4. Curtis Johnson concerned the meaning of "violent felony" under 18 U.S.C. § 924(e). 559 U.S. at 135. The Fourth Circuit, however, has provided that decisions interpreting "crime of violence" or "violent felony" in the context of 18 U.S.C. § 16, 18 U.S.C. § 924(e), U.S.S.G. § 4B1.2, or similar provisions are persuasive as to the meaning of § 924(c)(3). McNeal, 818 F.3d at 153 n.9.
5. Because the Court holds violations of §§ 247 and 249 are crimes of violence under § 924(c)(3)(A), it does not consider any issues related to § 924(c)(3)(B) or Johnson v. United States, 135 S.Ct. 2551 (2015).
6. Of course, it is possible to construct hypothetical examples that combine both arguments. See, e.g., Villegas-Hernandez, 468 F.3d at 879 (providing the example of "making available"—rather than administering—"to the victim a poisoned drink while reassuring him the drink is safe").
7. Defendant's motion for a judgment of acquittal does not dispute that causation of death is a required element of the offenses. But his motion explicitly incorporates discussion of examples of Hate Crimes Act and Church Arson Act violations purportedly not involving the use of violent force from his motion to dismiss the indictment. (Dkt. No. 916 at 6.) Many of those examples apply only to offenses that do not have the element of causation of death. (E.g., Dkt.
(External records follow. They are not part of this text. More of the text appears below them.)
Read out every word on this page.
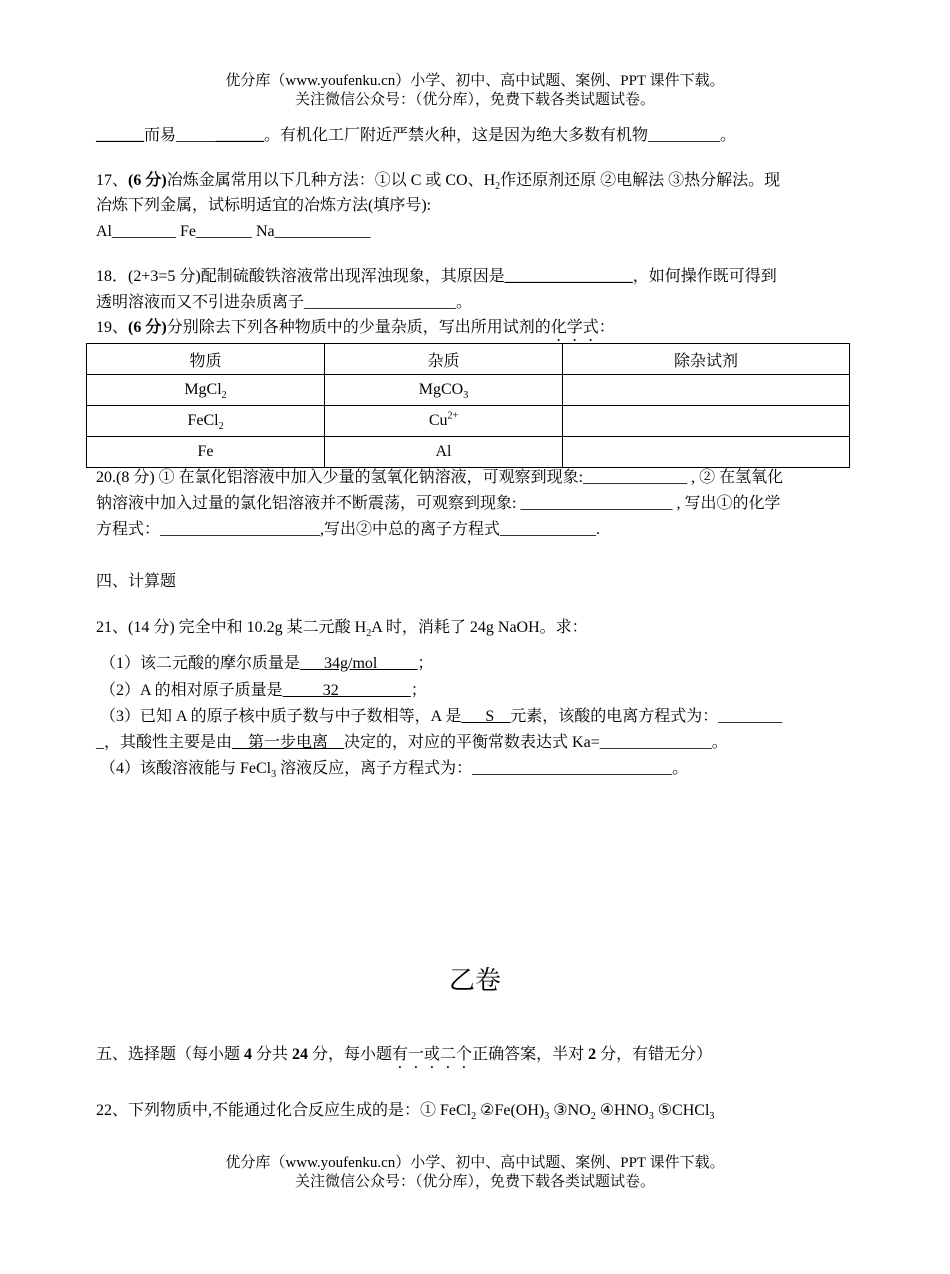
优分库（www.youfenku.cn）小学、初中、高中试题、案例、PPT 课件下载。
关注微信公众号：（优分库），免费下载各类试题试卷。
______而易___________。有机化工厂附近严禁火种，这是因为绝大多数有机物_________。
17、(6 分)冶炼金属常用以下几种方法：①以 C 或 CO、$H_2$作还原剂还原 ②电解法 ③热分解法。现
冶炼下列金属，试标明适宜的冶炼方法(填序号):
Al________ Fe_______ Na____________
18．(2+3=5 分)配制硫酸铁溶液常出现浑浊现象，其原因是________________，如何操作既可得到
透明溶液而又不引进杂质离子___________________。
19、(6 分)分别除去下列各种物质中的少量杂质，写出所用试剂的化学式：
物质	杂质	除杂试剂
MgCl$_2$	MgCO$_3$	
FeCl$_2$	$Cu^{2+}$	
Fe	Al	
20.(8 分) ① 在氯化铝溶液中加入少量的氢氧化钠溶液，可观察到现象:_____________ , ② 在氢氧化
钠溶液中加入过量的氯化铝溶液并不断震荡，可观察到现象: ___________________ , 写出①的化学
方程式：____________________,写出②中总的离子方程式____________.
四、计算题
21、(14 分) 完全中和 10.2g 某二元酸 $H_2A$ 时，消耗了 24g NaOH。求：
（1）该二元酸的摩尔质量是___34g/mol_____；
（2）A 的相对原子质量是_____32_________；
（3）已知 A 的原子核中质子数与中子数相等，A 是___S__元素，该酸的电离方程式为：________
_，其酸性主要是由__第一步电离__决定的，对应的平衡常数表达式 Ka=______________。
（4）该酸溶液能与 FeCl$_3$ 溶液反应，离子方程式为：_________________________。
乙卷
五、选择题（每小题 4 分共 24 分，每小题有一或二个正确答案，半对 2 分，有错无分）
22、下列物质中,不能通过化合反应生成的是：① FeCl$_2$ $②Fe(OH)_3$ $③NO_2$ $④HNO_3$ ⑤CHCl$_3$
优分库（www.youfenku.cn）小学、初中、高中试题、案例、PPT 课件下载。
关注微信公众号：（优分库），免费下载各类试题试卷。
No. 233 at 26, 27 (providing as examples of § 247 violations "defacing buildings or religious texts" and as examples of a § 249 violation "anything from a bruise, to an illness, to `any other injury to the body, no matter how temporary'").)
8. The counterintuitive position that chemical action is not an example of physical forces appears contrary to the Supreme Court's later position in Curtis Johnson that "physical force" means "violent force-that is, force capable of causing physical pain or injury to another person." 130 S. Ct. at 1270-72. Chemicals are capable of causing physical pain or injury.
9. In a similar vein, the Court notes that to hold crimes against individuals (such as the § 247 violations charged in this case) to be capital crimes yet not crimes of violence would be incongruous with Supreme Court decisions that go beyond statutory construction of § 924(c)(3). For example, in Kennedy v. Louisiana, the Supreme Court provided that "[a]s it relates to crimes against individuals, though, the death penalty should not be expanded to instances where the victim's life was not taken" because of the "distinction between homicide and other serious violent offenses against the individual." 554 U.S. 407, 437-38 (2008) (emphasis added).
10. In Torres-Miguel, the Fourth Circuit stated, "Of course, a crime may result in death or serious injury without involving use of physical force. For example, as the Fifth Circuit has noted, a defendant can violate statutes like § 422(a) by threatening to poison another, which involves no use or threatened use of force." 701 F.3d at 168-69. That is the only reference to poison in the opinion. Because the Fourth Circuit's holding that death may be caused without use of the force causing death in no way depends upon whether poisoning is a violent act, this Court read the reference to the Fifth Circuit's position on poisoning as obiter dictum rather than controlling ratio decindendi.